Martini-Apotheke, Kupferstich von Johann Georg Beck, 1717. Foto: Stadtarchiv

Der Eiermarkt gehört zu den ältesten Siedlungsbereichen in der Innenstadt Braunschweigs. Dort steht die Jakobskapelle, die man bis in die Zeit um 1900 als ältestes Bauwerk der Löwenstadt ansprach: An der Kapelle soll sich eine Inschrift aus dem Jahr 861 befunden haben. So feierte man 1861 ein großes 1000-jähriges Stadtjubiläum. Heute wird das als Fehlinterpretation angesehen. Deswegen wird 2031 groß gefeiert, wenn sich die erste urkundliche Erwähnung Braunschweigs zum 1000sten Mal jährt. Grabungen in der Jakobsapelle und auf dem Gelände des heutigen Amtsgerichts haben in den 1970er und 1990er Jahren immerhin Fundamente und Siedlungsspuren aus dem 11. Jahrhundert identifizieren können.

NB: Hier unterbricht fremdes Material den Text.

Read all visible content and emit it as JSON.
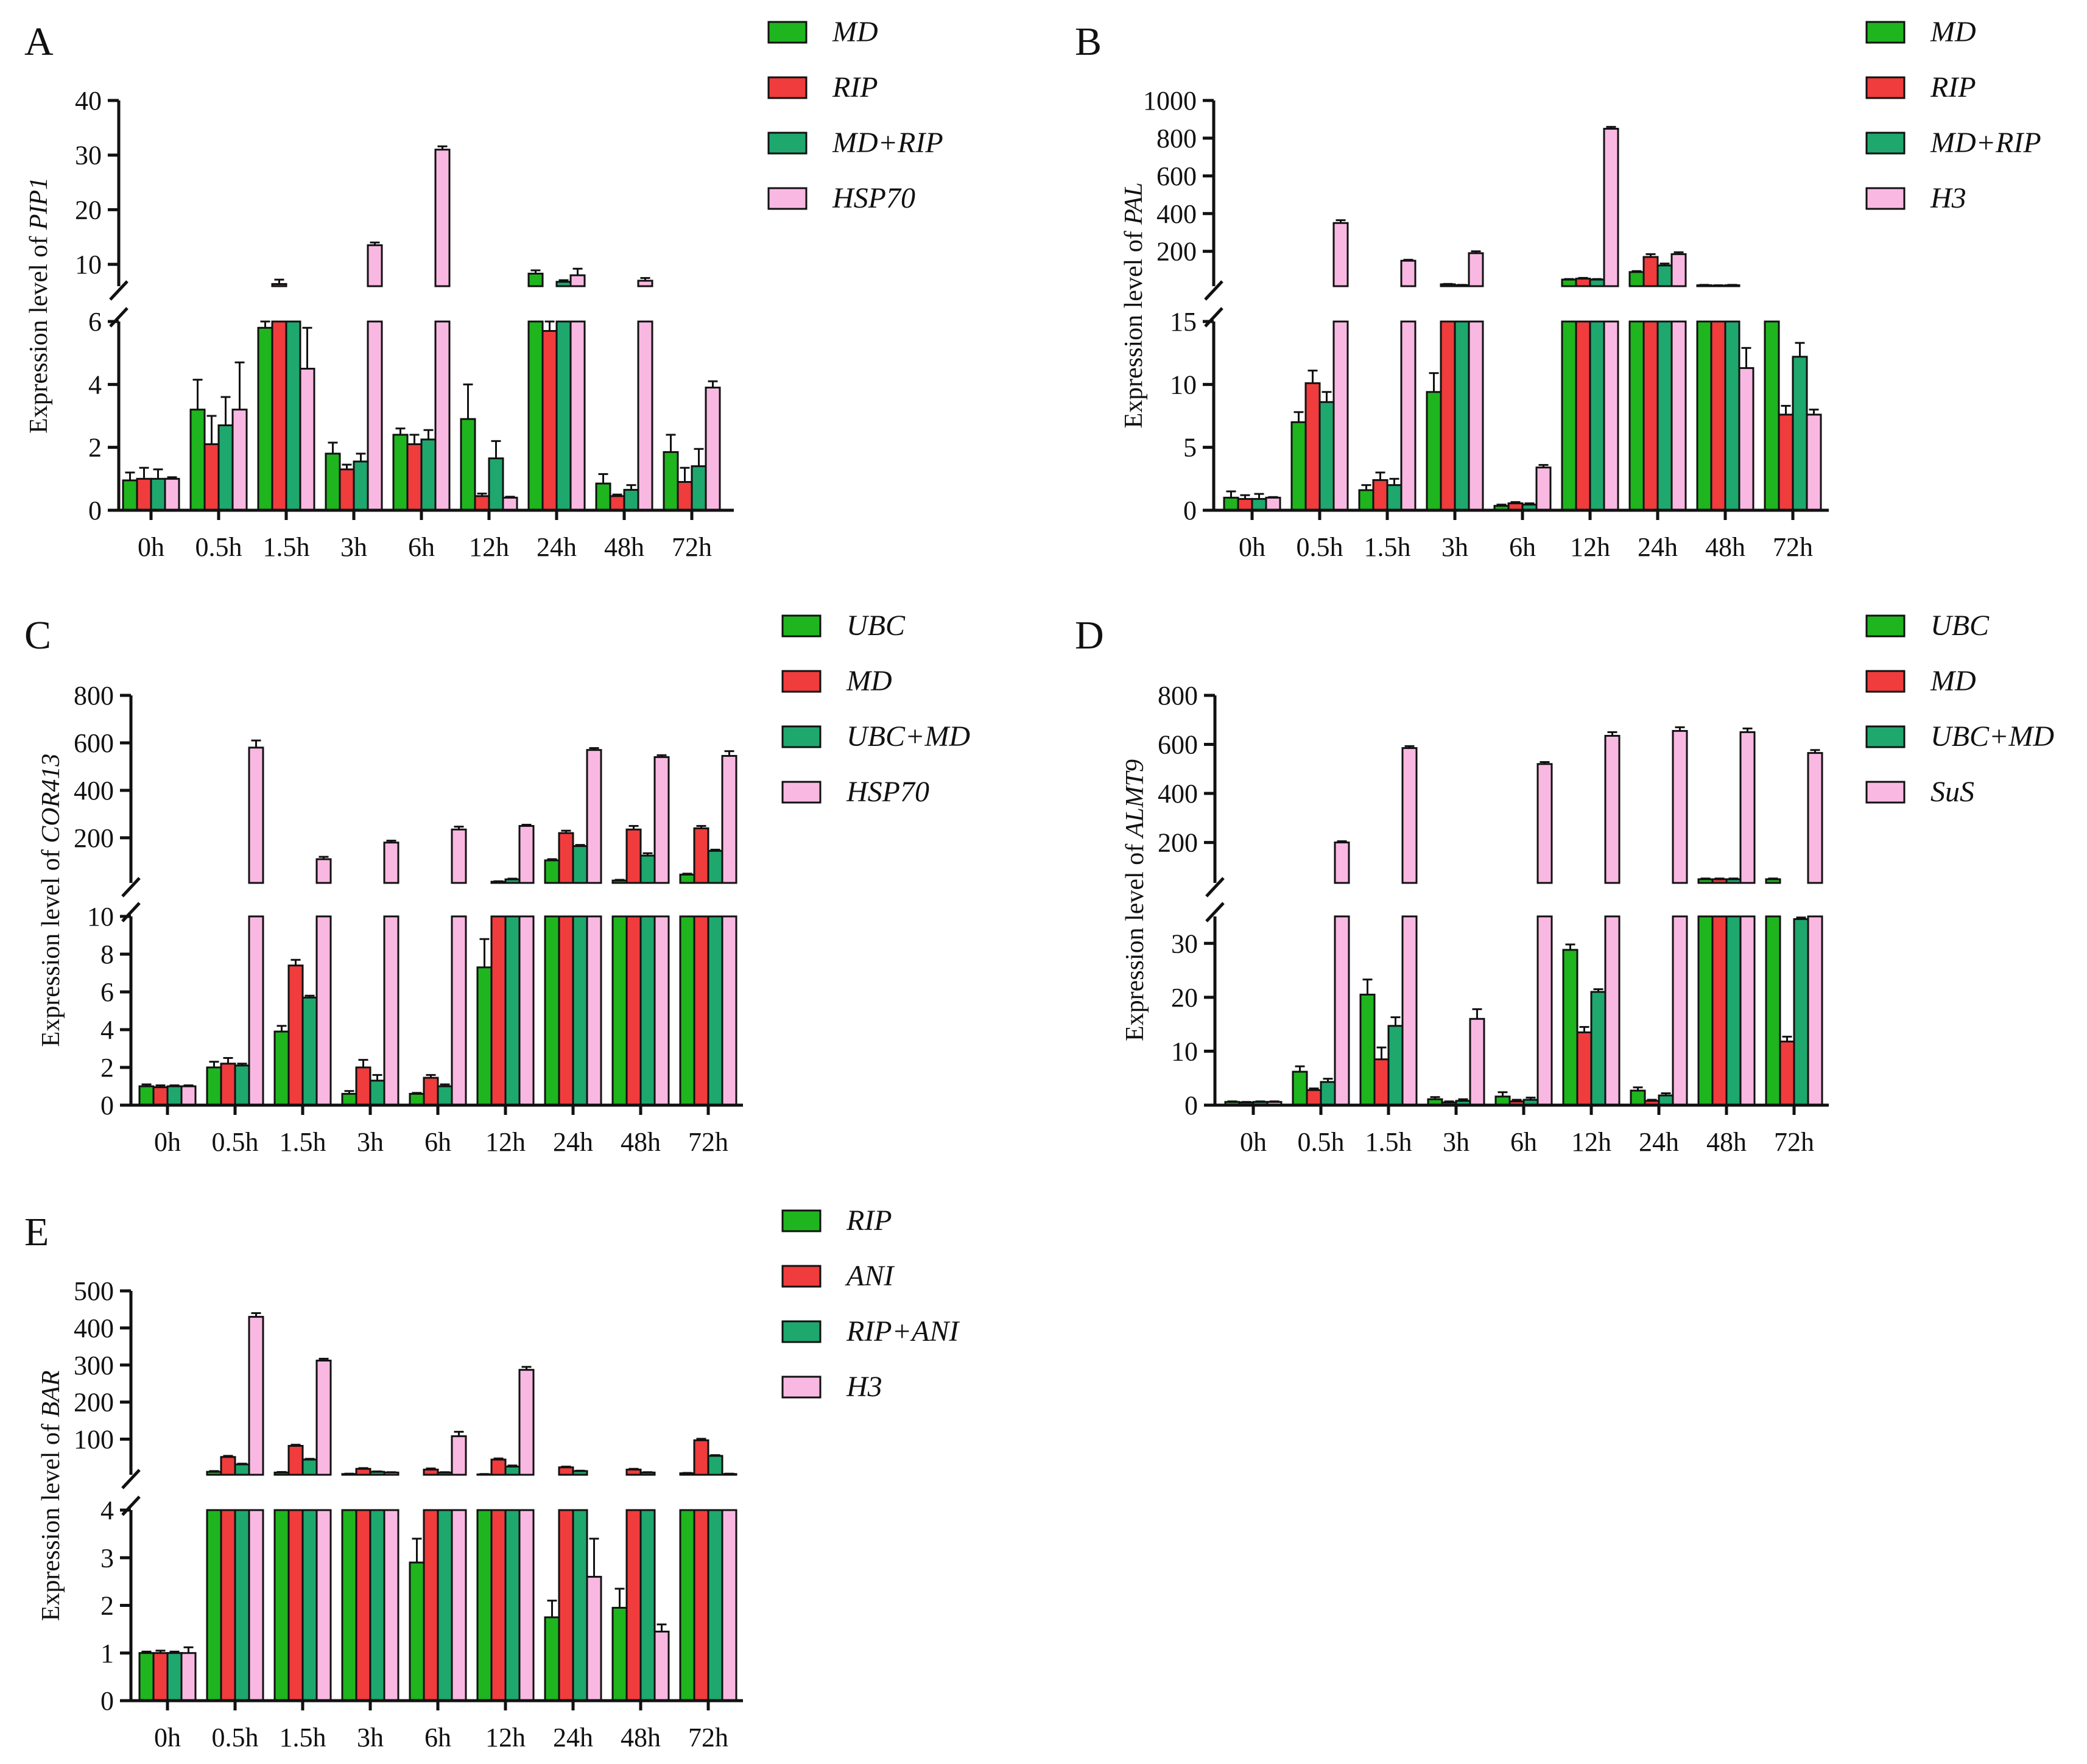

Martini-Apotheke, Kupferstich von Anton August Beck, 1778. Foto: Stadtarchiv

Als Verbindung zwischen Altstadtmarkt und Steinstraße gehörte der Eiermarkt in der mittelalterlichen Stadt zu den bevorzugten Adressen vermögender und einflussreicher Bürger. An der Ecke Eiermarkt/Garküche entstand bereits 1330 die Martini-Apotheke. Mit einer Darstellung dem Jahr 1717 ist ihre seinerzeit noch auf das Spätmittelalter (1476 und 1552) zurückgehende Gestalt überliefert. Hinter der Kapelle lag an der Jakobstraße ein großer Patrizierwohnsitz, von dem noch heute die Jakob-Kemenate zeugt.

Staat als Bauherr

Nach der Unterwerfung der Stadt durch Herzog Rudolf August von Braunschweig-Wolfenbüttel im Jahr 1671 erhielten einige Straßenzüge und Plätze ein neues Gepräge durch Bauten des Barocks und Rokokos. Neben alteingesessenen Kaufleuten traten nun auch der absolutistische Staat und seine Hofbeamten als Bauherren in Erscheinung. Die Erneuerung der mittelalterlichen Stadt mit modernen Bauwerken, die der zeitgenössischen Architekturlehre entsprachen, war ein wichtiges Anliegen der fürstlichen Landesherren.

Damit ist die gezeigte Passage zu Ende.